A statement from Microsoft reveals that its moves with Linux on Azure are squarely aimed at enterprises and CIOs interested in running multiple operating systems in the cloud:
"As enterprise adoption of Windows Azure and cloud computing grows, the importance of coming together to solve interoperability issues is only growing. We at Microsoft want to work with the ecosystem of vendors and communities to deliver cloud solutions to customers based on their specific needs and scenarios," Sandy Gupta, general manager of the Open Solutions Group at Microsoft. "Through our continued engagement on technical interoperability with SUSE, we look forward to delivering core value to those running mission-critical, mixed-source IT environments from the data center and into the cloud."
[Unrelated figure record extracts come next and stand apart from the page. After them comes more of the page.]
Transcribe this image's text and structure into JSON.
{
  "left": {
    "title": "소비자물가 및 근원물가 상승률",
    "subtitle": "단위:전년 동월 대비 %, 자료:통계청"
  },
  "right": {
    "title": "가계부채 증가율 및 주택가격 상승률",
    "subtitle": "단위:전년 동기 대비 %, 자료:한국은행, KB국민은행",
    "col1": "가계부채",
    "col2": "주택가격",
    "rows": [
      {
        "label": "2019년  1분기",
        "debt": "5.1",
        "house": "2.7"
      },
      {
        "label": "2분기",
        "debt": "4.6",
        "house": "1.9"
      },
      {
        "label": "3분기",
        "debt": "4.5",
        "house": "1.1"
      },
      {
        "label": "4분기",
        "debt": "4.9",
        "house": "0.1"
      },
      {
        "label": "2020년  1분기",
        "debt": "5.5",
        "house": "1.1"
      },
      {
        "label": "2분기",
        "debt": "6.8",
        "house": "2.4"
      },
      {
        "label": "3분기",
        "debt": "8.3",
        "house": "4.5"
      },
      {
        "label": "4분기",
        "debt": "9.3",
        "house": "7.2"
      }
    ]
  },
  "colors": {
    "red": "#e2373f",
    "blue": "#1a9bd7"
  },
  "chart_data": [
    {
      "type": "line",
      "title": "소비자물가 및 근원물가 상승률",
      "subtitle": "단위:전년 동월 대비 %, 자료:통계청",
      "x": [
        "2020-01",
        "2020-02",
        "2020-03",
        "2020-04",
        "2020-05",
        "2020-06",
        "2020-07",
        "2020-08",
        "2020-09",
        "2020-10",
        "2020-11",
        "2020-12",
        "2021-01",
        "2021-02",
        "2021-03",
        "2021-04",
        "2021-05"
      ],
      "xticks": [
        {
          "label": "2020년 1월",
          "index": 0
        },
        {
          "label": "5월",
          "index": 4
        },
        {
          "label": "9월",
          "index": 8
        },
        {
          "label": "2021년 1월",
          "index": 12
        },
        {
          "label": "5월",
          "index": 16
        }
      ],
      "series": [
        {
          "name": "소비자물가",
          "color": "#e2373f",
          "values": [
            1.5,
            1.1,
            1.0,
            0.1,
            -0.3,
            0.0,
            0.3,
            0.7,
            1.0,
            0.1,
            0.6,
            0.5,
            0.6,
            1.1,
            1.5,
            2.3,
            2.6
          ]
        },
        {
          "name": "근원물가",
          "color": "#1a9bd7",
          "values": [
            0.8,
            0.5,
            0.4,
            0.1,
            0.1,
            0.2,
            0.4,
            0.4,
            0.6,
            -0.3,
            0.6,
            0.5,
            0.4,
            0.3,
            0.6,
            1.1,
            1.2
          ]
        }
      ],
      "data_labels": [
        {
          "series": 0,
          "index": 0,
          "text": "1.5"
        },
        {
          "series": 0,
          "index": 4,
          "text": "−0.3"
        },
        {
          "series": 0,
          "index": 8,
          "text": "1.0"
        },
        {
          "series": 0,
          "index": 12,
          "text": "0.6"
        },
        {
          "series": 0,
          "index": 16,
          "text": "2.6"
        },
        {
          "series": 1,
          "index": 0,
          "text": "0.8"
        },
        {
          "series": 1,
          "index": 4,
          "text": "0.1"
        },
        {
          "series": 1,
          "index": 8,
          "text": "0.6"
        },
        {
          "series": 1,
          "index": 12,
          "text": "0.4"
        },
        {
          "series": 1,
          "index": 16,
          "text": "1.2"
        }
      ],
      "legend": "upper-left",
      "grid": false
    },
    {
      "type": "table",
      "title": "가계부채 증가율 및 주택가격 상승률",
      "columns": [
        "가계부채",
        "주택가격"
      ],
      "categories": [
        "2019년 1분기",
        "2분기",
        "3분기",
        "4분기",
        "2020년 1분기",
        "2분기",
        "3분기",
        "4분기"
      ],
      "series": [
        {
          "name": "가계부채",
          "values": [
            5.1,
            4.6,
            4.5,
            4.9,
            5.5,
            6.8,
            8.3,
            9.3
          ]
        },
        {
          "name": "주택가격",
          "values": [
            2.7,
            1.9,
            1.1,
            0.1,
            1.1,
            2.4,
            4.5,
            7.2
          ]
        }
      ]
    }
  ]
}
To get a sense of how Microsoft will compete very directly with Red Hat, consider this: CentOS--one of the Linux distributions being switched on on Azure today--is an enterprise-class Linux distribution derived from the publicly available source code for Red Hat Enterprise Linux (RHEL). In other words, if you just add quality support to CentOS running on Azure, you can pitch the platform directly to CIOs who might be considering RHEL. You can also get an advantage with those CIOs if they are already running Microsoft platforms and applications--which many of them are.
Further, OpenLogic has clarified that it will be supporting CentOS on Azure, having supported CentOS for years. The bottom line is that many cloud-based web applications require open source applications that in turn require Linux. At the same time, many enterprises are tied to Microsoft Windows and applications for it. They want to run Windows and Linux, and that is what is really behind Microsoft's announcement regarding Azure.
This is big news in the cloud. There was a time when Microsoft might not have considered a strategy of running Linux and Windows alongside each other in commercial offerings, but today that is what the Redmond software giant is doing. For some time now, Microsoft has moved from its stance of years ago, where it didn't make it easy to run Linux compatibly with its other tools, toward ensuring that Linux users can arrive on its platforms, and bring applications there.
As we noted here, Microsoft is not only one of the top contributors to the Linux kernel, but virtualization at the server level is now easy and efficient enough that IT adminstrators are already running Linux and Windows together. The Azure-related Linux announcements will only make it easier for them to do so, and they can do so on a pay as they go basis.